La famille Westin (Joakim, Katrine, et leurs jeunes enfants Livia et Gabriel) vendent la maison qu’ils ont entièrement rénovée et quittent Stockholm pour emménager 400 km plus loin dans une ancienne demeure de gardiens de phare. Il faudra du temps et de nombreux travaux pour transformer cette maison abandonnée en foyer chaleureux. Mais le paysage environnant est magnifique, air pur et calme ont convaincu la famille qu’elle y serait bien.
Méfiance ! Ce qui est beau sous la lumière estivale l’est parfois nettement moins lorsque les mauvais jours approchent.
Maintenant que l’hiver est là , sur cette presqu’ile balayée par des vents violents, cela change radicalement l’aspect du bâtiment, et la façon d’y vivre. Les vieilles planches grincent, craquent, les reflets sur les murs jouent avec les nerfs des habitants, les pièces inhabitées semblent posséder un souffle qui leur est propre. Il faut dire que la vieille bâtisse a un passé troublant sur lequel veille l’un des deux phares voisins tandis que l’autre ne s’éclaire mystérieusement que lorsqu’un drame s’annonce….
Et puis Katrine se noie. Une chute malencontreuse sur des roches glissantes. Hypothermie. La température glaciale de l’eau ne pardonne aucune erreur.
Joakim est sous le choc, et tente comme il le peut de reprendre le cours de sa vie, entre hébétude et ancrage dans une routine servant de point d’ancrage pour ne pas sombrer.
Alors qu’il continue d’explorer son nouveau domaine, il découvre dans le grenier des planches portant le nom de personnes victimes de tragédies, et toutes liées à l’histoire de la maison.
Pendant ce temps, on découvre une série de cambriolages sur lesquels il faut enquêter, et la jeune policière récemment nommée Tilda Davidsson va être très occupée.
Car faisant parler les uns et les autres, elle va elle aussi se rendre compte que le passé a encore beaucoup de secrets à révéler, et que la voix des morts continue ses murmures aux oreilles des vivants…
Contrairement à ce que vous êtes en train de penser et que j’entends très bien d’ici, ce livre n’est pas une histoire de fantômes et de revenants. Ou alors vraiment très peu.
L’auteur fait la part belle à l’ambiance qui règne et qui vous glace peu à peu, aux histoires et légendes qui peuvent circuler lorsqu’une maison commence à avoir mauvaise réputation.
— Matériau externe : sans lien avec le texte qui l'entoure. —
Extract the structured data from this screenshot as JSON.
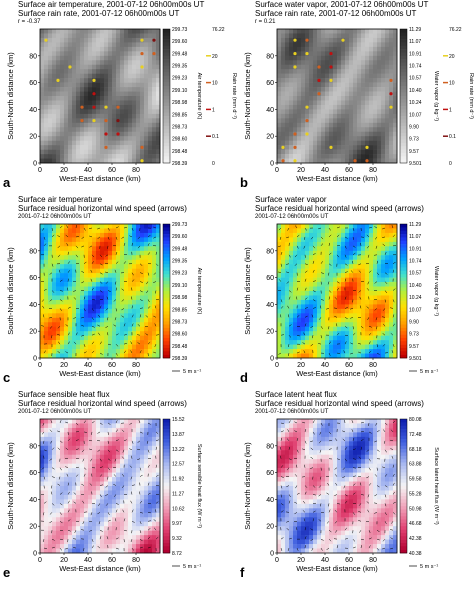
{
  "chart_data": [
    {
      "type": "heatmap",
      "panel": "a",
      "title": "Surface air temperature, 2001-07-12 06h00m00s UT",
      "subtitle": "Surface rain rate, 2001-07-12 06h00m00s UT",
      "note": "r = -0.37",
      "xlabel": "West-East distance (km)",
      "ylabel": "South-North distance (km)",
      "x_ticks": [
        "0",
        "20",
        "40",
        "60",
        "80"
      ],
      "y_ticks": [
        "0",
        "20",
        "40",
        "60",
        "80"
      ],
      "xlim": [
        0,
        100
      ],
      "ylim": [
        0,
        100
      ],
      "colorbar_label": "Air temperature (K)",
      "colorbar_ticks": [
        "299.73",
        "299.60",
        "299.48",
        "299.35",
        "299.23",
        "299.10",
        "298.98",
        "298.85",
        "298.73",
        "298.60",
        "298.48",
        "298.39"
      ],
      "colormap": [
        "#f2f2f2",
        "#222222"
      ],
      "overlay_label": "Rain rate (mm d⁻¹)",
      "overlay_ticks": [
        "76.22",
        "20",
        "10",
        "1",
        "0.1",
        "0"
      ],
      "overlay_colors": [
        "#e8d020",
        "#d06020",
        "#c01010",
        "#801010"
      ]
    },
    {
      "type": "heatmap",
      "panel": "b",
      "title": "Surface water vapor, 2001-07-12 06h00m00s UT",
      "subtitle": "Surface rain rate, 2001-07-12 06h00m00s UT",
      "note": "r = 0.21",
      "xlabel": "West-East distance (km)",
      "ylabel": "South-North distance (km)",
      "x_ticks": [
        "0",
        "20",
        "40",
        "60",
        "80"
      ],
      "y_ticks": [
        "0",
        "20",
        "40",
        "60",
        "80"
      ],
      "xlim": [
        0,
        100
      ],
      "ylim": [
        0,
        100
      ],
      "colorbar_label": "Water vapor (g kg⁻¹)",
      "colorbar_ticks": [
        "11.29",
        "11.07",
        "10.91",
        "10.74",
        "10.57",
        "10.40",
        "10.24",
        "10.07",
        "9.90",
        "9.73",
        "9.57",
        "9.501"
      ],
      "colormap": [
        "#f2f2f2",
        "#222222"
      ],
      "overlay_label": "Rain rate (mm d⁻¹)",
      "overlay_ticks": [
        "76.22",
        "20",
        "10",
        "1",
        "0.1",
        "0"
      ],
      "overlay_colors": [
        "#e8d020",
        "#d06020",
        "#c01010",
        "#801010"
      ]
    },
    {
      "type": "heatmap",
      "panel": "c",
      "title": "Surface air temperature",
      "subtitle": "Surface residual horizontal wind speed (arrows)",
      "note": "2001-07-12 06h00m00s UT",
      "xlabel": "West-East distance (km)",
      "ylabel": "South-North distance (km)",
      "x_ticks": [
        "0",
        "20",
        "40",
        "60",
        "80"
      ],
      "y_ticks": [
        "0",
        "20",
        "40",
        "60",
        "80"
      ],
      "xlim": [
        0,
        100
      ],
      "ylim": [
        0,
        100
      ],
      "colorbar_label": "Air temperature (K)",
      "colorbar_ticks": [
        "299.73",
        "299.60",
        "299.48",
        "299.35",
        "299.23",
        "299.10",
        "298.98",
        "298.85",
        "298.73",
        "298.60",
        "298.48",
        "298.39"
      ],
      "colormap": [
        "#c00000",
        "#ff4000",
        "#ffa000",
        "#ffe000",
        "#b0f040",
        "#40e0d0",
        "#00a0ff",
        "#2040ff",
        "#000090"
      ],
      "arrow_scale": "5 m s⁻¹"
    },
    {
      "type": "heatmap",
      "panel": "d",
      "title": "Surface water vapor",
      "subtitle": "Surface residual horizontal wind speed (arrows)",
      "note": "2001-07-12 06h00m00s UT",
      "xlabel": "West-East distance (km)",
      "ylabel": "South-North distance (km)",
      "x_ticks": [
        "0",
        "20",
        "40",
        "60",
        "80"
      ],
      "y_ticks": [
        "0",
        "20",
        "40",
        "60",
        "80"
      ],
      "xlim": [
        0,
        100
      ],
      "ylim": [
        0,
        100
      ],
      "colorbar_label": "Water vapor (g kg⁻¹)",
      "colorbar_ticks": [
        "11.29",
        "11.07",
        "10.91",
        "10.74",
        "10.57",
        "10.40",
        "10.24",
        "10.07",
        "9.90",
        "9.73",
        "9.57",
        "9.501"
      ],
      "colormap": [
        "#c00000",
        "#ff4000",
        "#ffa000",
        "#ffe000",
        "#b0f040",
        "#40e0d0",
        "#00a0ff",
        "#2040ff",
        "#000090"
      ],
      "arrow_scale": "5 m s⁻¹"
    },
    {
      "type": "heatmap",
      "panel": "e",
      "title": "Surface sensible heat flux",
      "subtitle": "Surface residual horizontal wind speed (arrows)",
      "note": "2001-07-12 06h00m00s UT",
      "xlabel": "West-East distance (km)",
      "ylabel": "South-North distance (km)",
      "x_ticks": [
        "0",
        "20",
        "40",
        "60",
        "80"
      ],
      "y_ticks": [
        "0",
        "20",
        "40",
        "60",
        "80"
      ],
      "xlim": [
        0,
        100
      ],
      "ylim": [
        0,
        100
      ],
      "colorbar_label": "Surface sensible heat flux (W m⁻²)",
      "colorbar_ticks": [
        "15.52",
        "13.87",
        "13.22",
        "12.57",
        "11.92",
        "11.27",
        "10.62",
        "9.97",
        "9.32",
        "8.72"
      ],
      "colormap": [
        "#b00030",
        "#e04070",
        "#f0a0b8",
        "#f5f5f5",
        "#a8b8f0",
        "#4060e0",
        "#1020b0"
      ],
      "arrow_scale": "5 m s⁻¹"
    },
    {
      "type": "heatmap",
      "panel": "f",
      "title": "Surface latent heat flux",
      "subtitle": "Surface residual horizontal wind speed (arrows)",
      "note": "2001-07-12 06h00m00s UT",
      "xlabel": "West-East distance (km)",
      "ylabel": "South-North distance (km)",
      "x_ticks": [
        "0",
        "20",
        "40",
        "60",
        "80"
      ],
      "y_ticks": [
        "0",
        "20",
        "40",
        "60",
        "80"
      ],
      "xlim": [
        0,
        100
      ],
      "ylim": [
        0,
        100
      ],
      "colorbar_label": "Surface latent heat flux (W m⁻²)",
      "colorbar_ticks": [
        "80.08",
        "72.48",
        "68.18",
        "63.88",
        "59.58",
        "55.28",
        "50.98",
        "46.68",
        "42.38",
        "40.38"
      ],
      "colormap": [
        "#b00030",
        "#e04070",
        "#f0a0b8",
        "#f5f5f5",
        "#a8b8f0",
        "#4060e0",
        "#1020b0"
      ],
      "arrow_scale": "5 m s⁻¹"
    }
  ]
}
Et sa manière de dérouler le fil de l’histoire est aussi précise que prenante.
Certes, il y a eu des drames tant autour qu’à l’intérieur de cette maison de gardiens, qui ont créé une aura particulière. Mais dans un pays où les nuits sont longues, où le climat peut s’avérer franchement hostile, l’imagination s’emballe. Et les bas instincts s’exacerbent.
La violence n’est pas que dans le climat, les hommes sont capables de bien pire….
L’action se déroule sur les mois d’octobre, novembre et décembre. L’accent est porté tour à tour sur les différents personnages, avec un récit qui vient s’intercaler : celui de la mère de Katrine qui a écrit un livre pour lui révéler certains faits.
La vérité se fait peu à peu, au rythme de cette histoire qui peut paraître lente, mais dont il est impossible de se détacher tant elle est intense.
L’auteur prend le temps de placer ses pièces du puzzle, il ne sert à rien de s’impatienter : le suspense monte peu à peu, la gangue froide se referme autour de vous et tout s’explique dans un dénouement implacable et violent.
Tout y est ! Climat, atmosphère, psychologie. Tout est bien dosé.
Il s’installe un ton, un décor, il se dessine une fresque qui se serait comme condensée sur ce tout petit point géographique, qui devient personnage à part entière de l’histoire.
Un livre dévoré en quelques heures à peine.
La littérature nordique possède cette manière inimitable de naviguer entre huis-clos et mélancolie, entre déchaînements sauvages et paysages glacés, qu’il serait vraiment dommage d’ignorer.